NHS working hours must be addressed by employers, warns BMA

NHS employers were today urged to develop safe working rotas for doctors and encourage rest breaks during night shifts – or run the risk of endangering public safety.

A new British Medical Association (BMA) report, Shift-work, Rest and Sleep: Minimising the Risks, warns that medics who work irregular shift patterns are more prone to health risks and sleep deprivation, which could threaten patient safety.

The report, by the BMA’s Scottish Junior Doctors Committee (SJDC), claims that many junior doctors work a combination of shifts such as a week of nights followed by a week of late shifts with a day or two off in between.

Although this pattern would be compliant with the European Working Time Directive (WTD), the report argues such long periods of unsociable hours could have serious implications for the health and wellbeing of doctors and negatively affect patient care.

“It has become evident that poor rota design of working time regulations (WTR)-compliant shift patterns may also result in a shift structure predisposed to high-intensity work that may lead to fatigue and may carry unacceptable burdens of risk to doctors and patients,” the report says.

Recommendations include making shift lengths as short as practicable and encouraging doctors to rest during night shifts as much as possible.

Dr Gordon Lehany, chair of the SJDC, said: “It is important that as NHS boards try to become compliant with European WTR they also consider safe shift-working patterns. To do this effectively, junior doctors should be involved in drawing up rotas.
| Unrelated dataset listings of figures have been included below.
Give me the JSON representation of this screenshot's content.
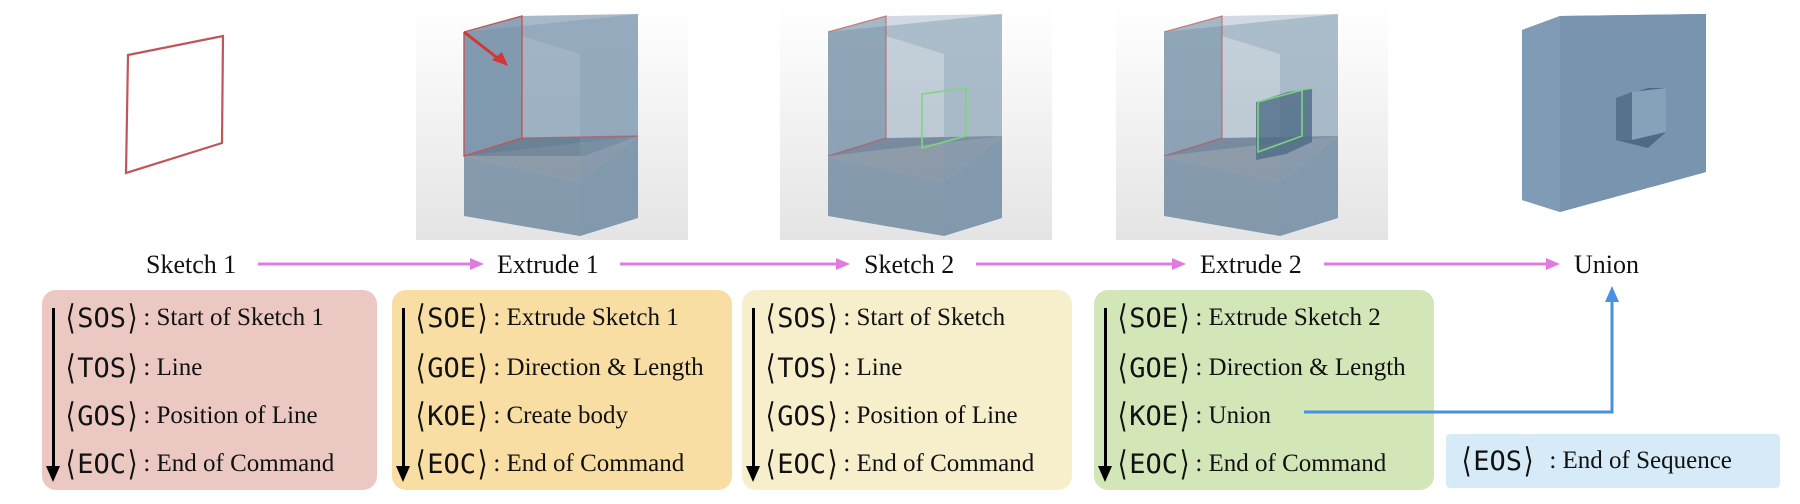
{
  "stages": [
    "Sketch 1",
    "Extrude 1",
    "Sketch 2",
    "Extrude 2",
    "Union"
  ],
  "cards": [
    {
      "color": "#ebc9c2",
      "rows": [
        {
          "token": "SOS",
          "desc": ": Start of Sketch 1"
        },
        {
          "token": "TOS",
          "desc": ": Line"
        },
        {
          "token": "GOS",
          "desc": ": Position of Line"
        },
        {
          "token": "EOC",
          "desc": ": End of Command"
        }
      ]
    },
    {
      "color": "#f9dea3",
      "rows": [
        {
          "token": "SOE",
          "desc": ": Extrude Sketch 1"
        },
        {
          "token": "GOE",
          "desc": ": Direction & Length"
        },
        {
          "token": "KOE",
          "desc": ": Create body"
        },
        {
          "token": "EOC",
          "desc": ": End of Command"
        }
      ]
    },
    {
      "color": "#f7eecb",
      "rows": [
        {
          "token": "SOS",
          "desc": ": Start of Sketch"
        },
        {
          "token": "TOS",
          "desc": ": Line"
        },
        {
          "token": "GOS",
          "desc": ": Position of Line"
        },
        {
          "token": "EOC",
          "desc": ": End of Command"
        }
      ]
    },
    {
      "color": "#d3e6b7",
      "rows": [
        {
          "token": "SOE",
          "desc": ": Extrude Sketch 2"
        },
        {
          "token": "GOE",
          "desc": ": Direction & Length"
        },
        {
          "token": "KOE",
          "desc": ": Union"
        },
        {
          "token": "EOC",
          "desc": ": End of Command"
        }
      ]
    }
  ],
  "eos": {
    "token": "EOS",
    "desc": ": End of Sequence",
    "color": "#d6eaf8"
  },
  "colors": {
    "flow_arrow": "#e07ce0",
    "union_arrow": "#4a90e2",
    "sketch_line": "#c0555a",
    "sketch2_line": "#7cd67c",
    "box_face": "#7e98b0"
  }
}
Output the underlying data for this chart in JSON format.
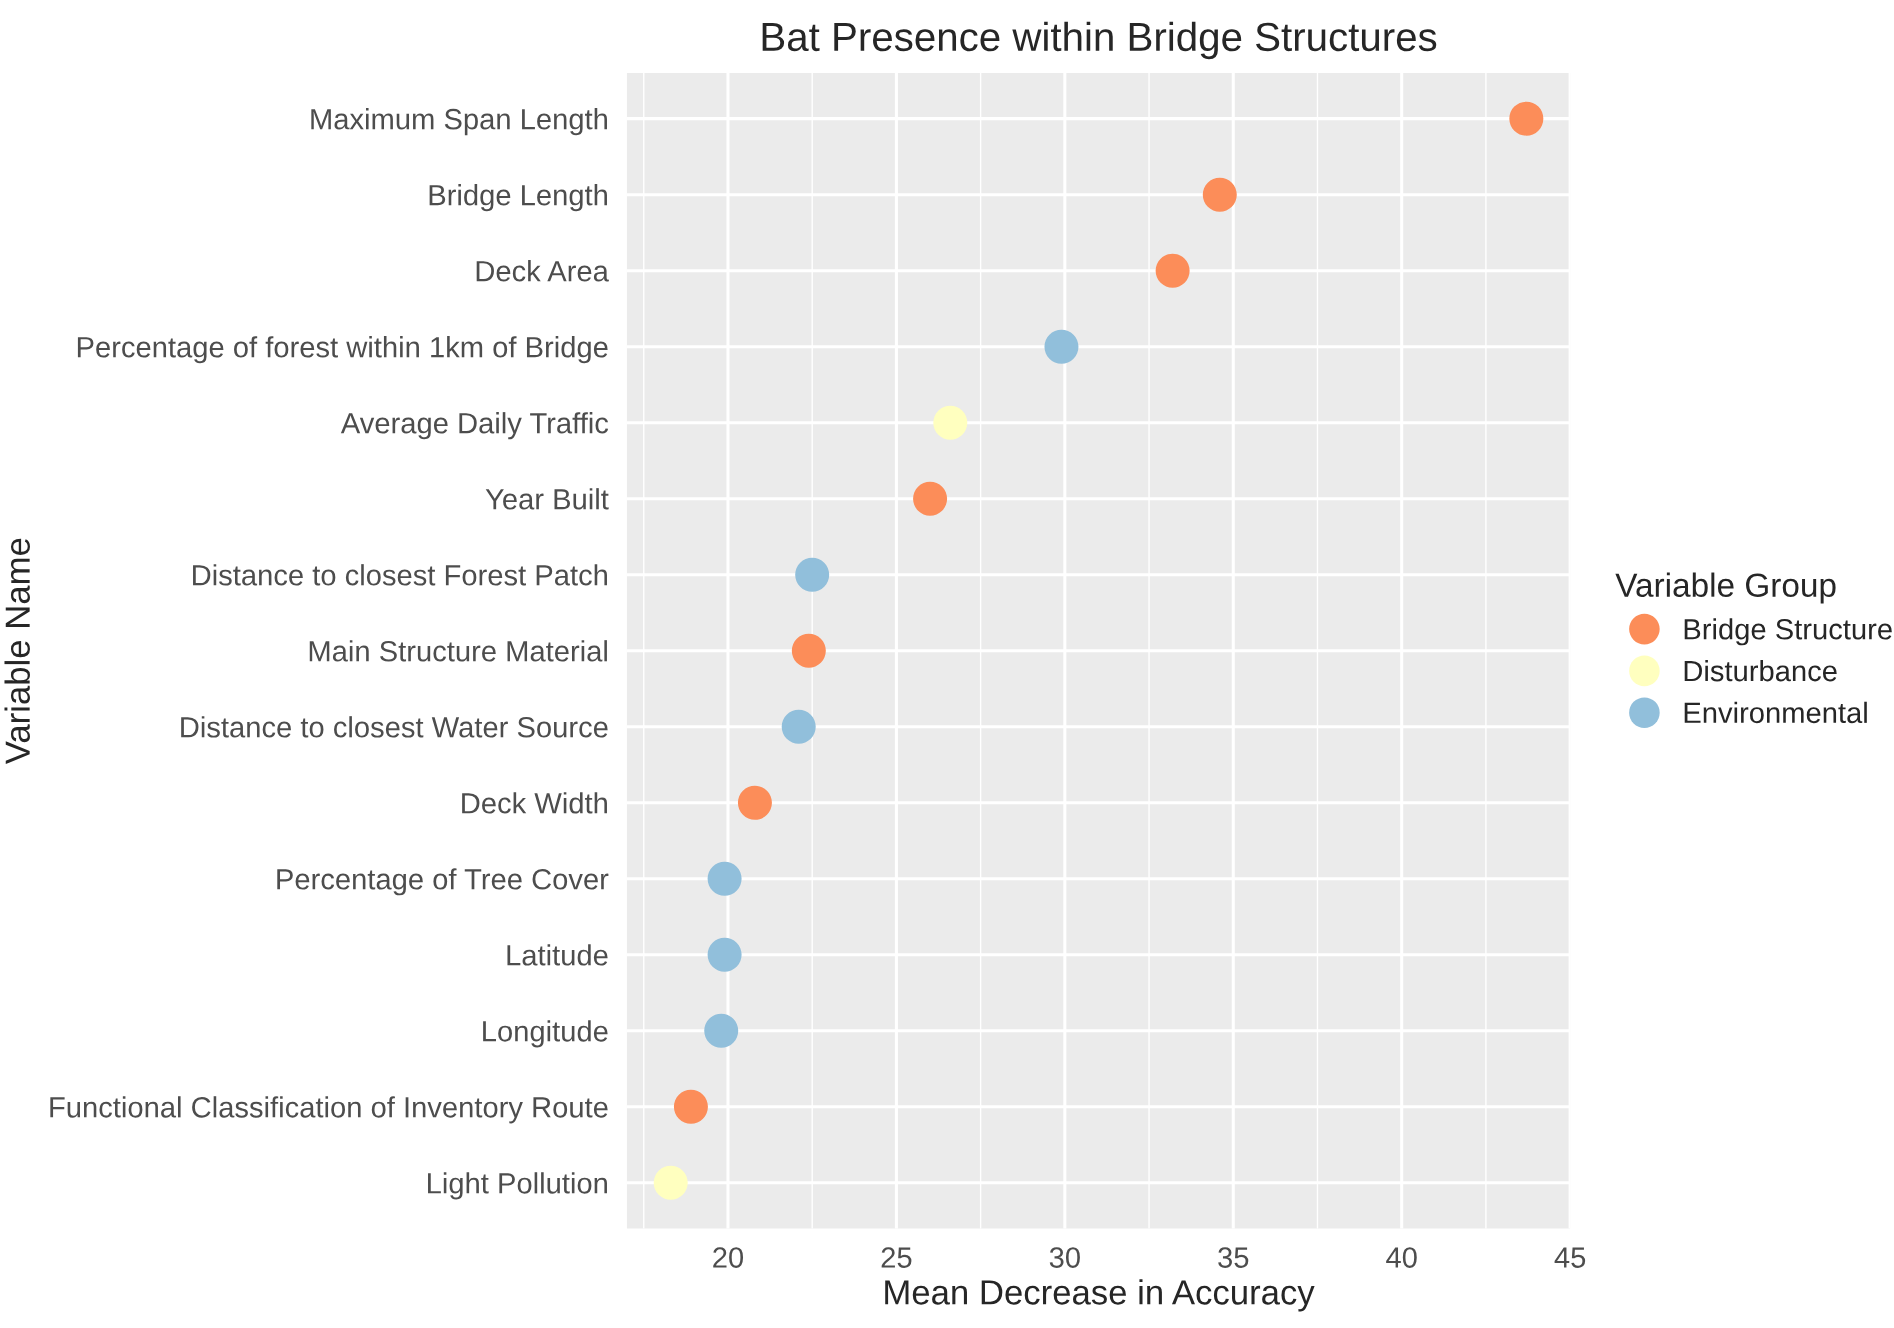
{
  "chart_data": {
    "type": "scatter",
    "orientation": "horizontal",
    "title": "Bat Presence within Bridge Structures",
    "xlabel": "Mean Decrease in Accuracy",
    "ylabel": "Variable Name",
    "legend_title": "Variable Group",
    "categories": [
      "Maximum Span Length",
      "Bridge Length",
      "Deck Area",
      "Percentage of forest within 1km of Bridge",
      "Average Daily Traffic",
      "Year Built",
      "Distance to closest Forest Patch",
      "Main Structure Material",
      "Distance to closest Water Source",
      "Deck Width",
      "Percentage of Tree Cover",
      "Latitude",
      "Longitude",
      "Functional Classification of Inventory Route",
      "Light Pollution"
    ],
    "series": [
      {
        "name": "Bridge Structure",
        "color": "#fc8d59",
        "values": [
          43.7,
          34.6,
          33.2,
          null,
          null,
          26.0,
          null,
          22.4,
          null,
          20.8,
          null,
          null,
          null,
          18.9,
          null
        ]
      },
      {
        "name": "Disturbance",
        "color": "#ffffbf",
        "values": [
          null,
          null,
          null,
          null,
          26.6,
          null,
          null,
          null,
          null,
          null,
          null,
          null,
          null,
          null,
          18.3
        ]
      },
      {
        "name": "Environmental",
        "color": "#91bfdb",
        "values": [
          null,
          null,
          null,
          29.9,
          null,
          null,
          22.5,
          null,
          22.1,
          null,
          19.9,
          19.9,
          19.8,
          null,
          null
        ]
      }
    ],
    "xlim": [
      17.0,
      45.0
    ],
    "xticks": [
      20,
      25,
      30,
      35,
      40,
      45
    ],
    "grid": true,
    "legend": "right",
    "marker": "circle"
  }
}
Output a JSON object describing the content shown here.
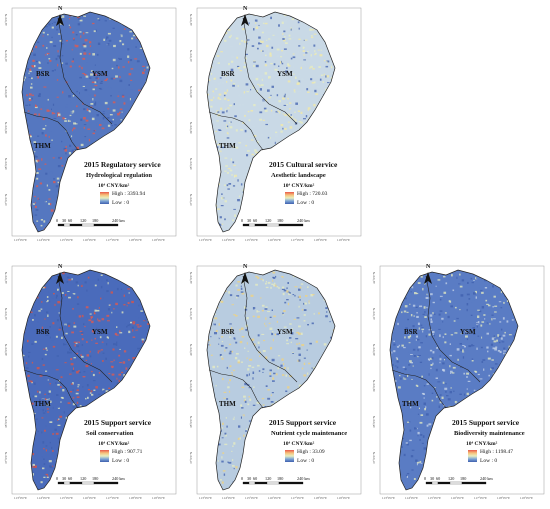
{
  "north_label": "N",
  "regions": {
    "a": "BSR",
    "b": "YSM",
    "c": "THM"
  },
  "legend_unit": "10⁴ CNY/km²",
  "legend_low": "Low : 0",
  "scale_labels": [
    "0",
    "30",
    "60",
    "120",
    "180",
    "240 km"
  ],
  "lon_ticks": [
    "113°0'0\"E",
    "114°0'0\"E",
    "115°0'0\"E",
    "116°0'0\"E",
    "117°0'0\"E",
    "118°0'0\"E",
    "119°0'0\"E"
  ],
  "lat_ticks": [
    "42°0'0\"N",
    "41°0'0\"N",
    "40°0'0\"N",
    "39°0'0\"N",
    "38°0'0\"N",
    "37°0'0\"N"
  ],
  "colors": {
    "high": "#e8584a",
    "low": "#3f5fae",
    "mid": "#e8eec0"
  },
  "panels": [
    {
      "title": "2015 Regulatory service",
      "subtitle": "Hydrological regulation",
      "high": "High : 3393.94",
      "base_color": "#5577c0",
      "hot_color": "#e8584a"
    },
    {
      "title": "2015 Cultural service",
      "subtitle": "Aesthetic landscape",
      "high": "High : 720.03",
      "base_color": "#c9d9e6",
      "hot_color": "#f3e9a6"
    },
    {
      "title": "2015 Support service",
      "subtitle": "Soil conservation",
      "high": "High : 907.71",
      "base_color": "#4a6bbb",
      "hot_color": "#e4533f"
    },
    {
      "title": "2015 Support service",
      "subtitle": "Nutrient cycle maintenance",
      "high": "High : 33.09",
      "base_color": "#b8cce0",
      "hot_color": "#f1d37e"
    },
    {
      "title": "2015 Support service",
      "subtitle": "Biodiversity maintenance",
      "high": "High : 1198.47",
      "base_color": "#5a7cc4",
      "hot_color": "#c9d7ea"
    }
  ]
}
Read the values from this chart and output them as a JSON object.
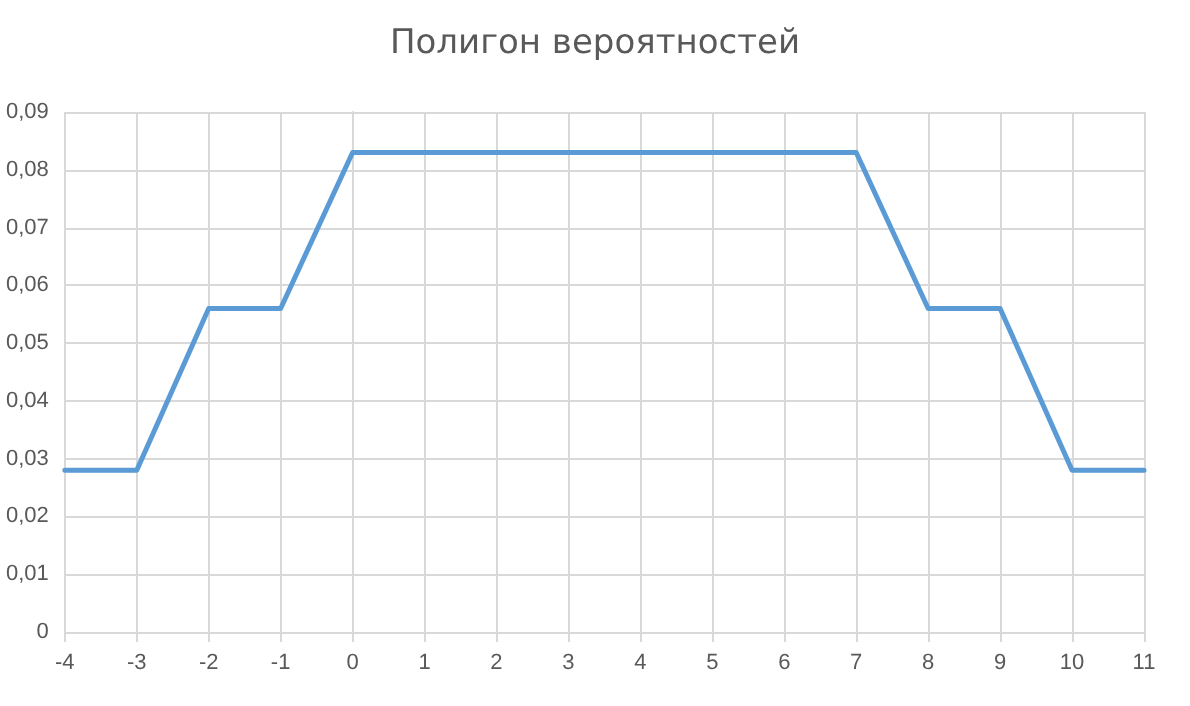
{
  "chart_data": {
    "type": "line",
    "title": "Полигон вероятностей",
    "x": [
      -4,
      -3,
      -2,
      -1,
      0,
      1,
      2,
      3,
      4,
      5,
      6,
      7,
      8,
      9,
      10,
      11
    ],
    "series": [
      {
        "color": "#5b9bd5",
        "values": [
          0.028,
          0.028,
          0.056,
          0.056,
          0.083,
          0.083,
          0.083,
          0.083,
          0.083,
          0.083,
          0.083,
          0.083,
          0.056,
          0.056,
          0.028,
          0.028
        ]
      }
    ],
    "xlim": [
      -4,
      11
    ],
    "xticks": [
      -4,
      -3,
      -2,
      -1,
      0,
      1,
      2,
      3,
      4,
      5,
      6,
      7,
      8,
      9,
      10,
      11
    ],
    "ylim": [
      0,
      0.09
    ],
    "yticks": [
      0,
      {
        "value": 0.01,
        "label": "0,01"
      },
      {
        "value": 0.02,
        "label": "0,02"
      },
      {
        "value": 0.03,
        "label": "0,03"
      },
      {
        "value": 0.04,
        "label": "0,04"
      },
      {
        "value": 0.05,
        "label": "0,05"
      },
      {
        "value": 0.06,
        "label": "0,06"
      },
      {
        "value": 0.07,
        "label": "0,07"
      },
      {
        "value": 0.08,
        "label": "0,08"
      },
      {
        "value": 0.09,
        "label": "0,09"
      }
    ],
    "grid": true,
    "marker": "none",
    "line_style": "solid"
  }
}
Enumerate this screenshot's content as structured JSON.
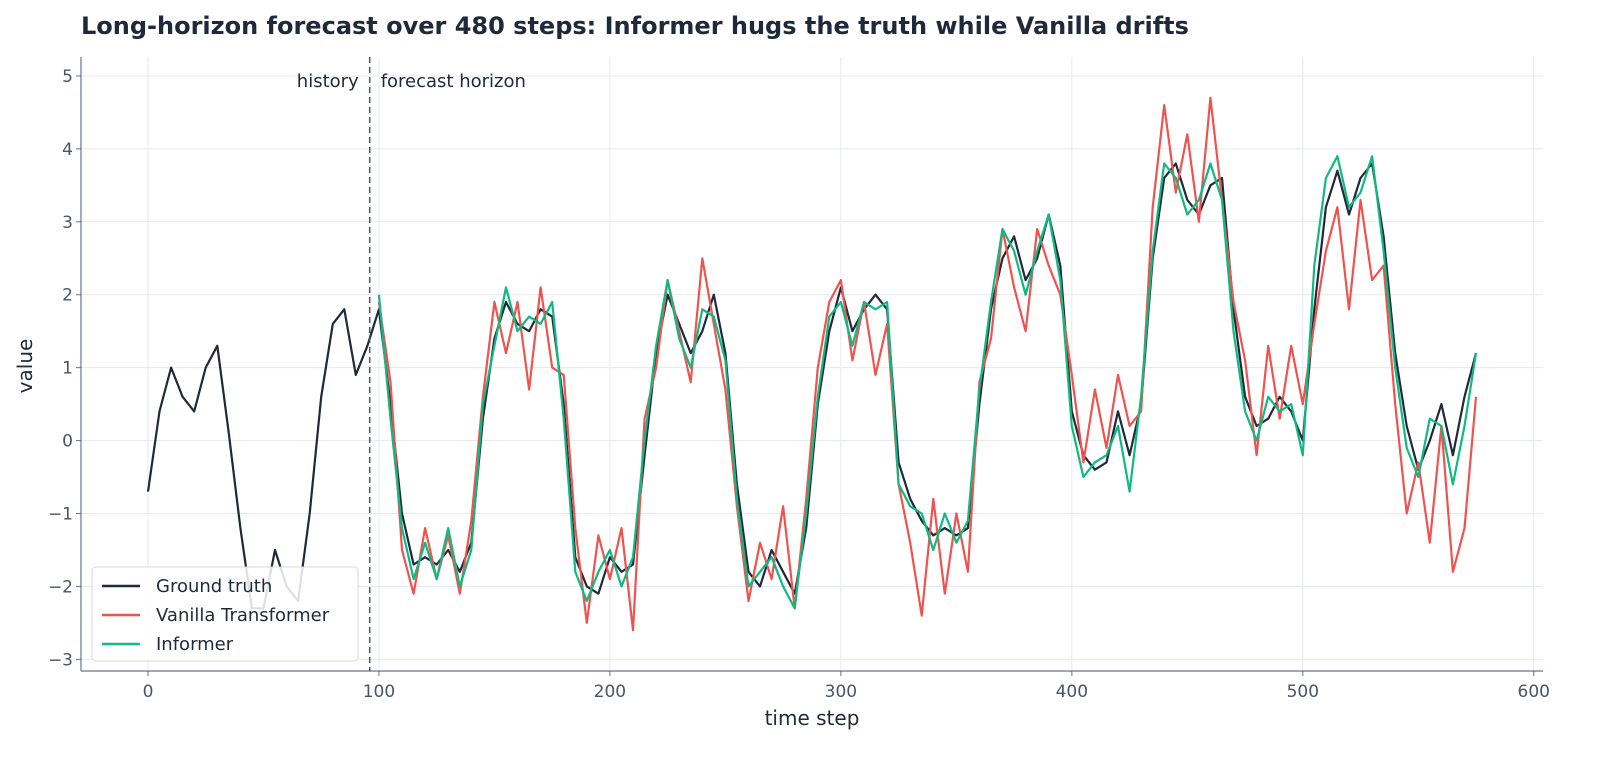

It is essential that the problem associated with working irregular shift patterns are recognised and reduced.”

But Bill McMillan, head of medical pay and workforce at NHS Employers, told Personnel Today that employers already work with doctors to ensure that shift work arrangements maximise patient care, patient and doctor safety and doctor training.

“This was reflected in our written evidence to the Temple Review looking into working hours and quality training in England, and we await detailed recommendations arising from that review,” he said. “NHS organisations have effectively implemented related working hour arrangements, such as the European Working Time Directive, and are able to make any adjustments necessary to ensure the safety of both patients and doctors.”

Last year Personnel Today reported how poor workforce planning by NHS HR functions had led to a rise in medical staff vacancies.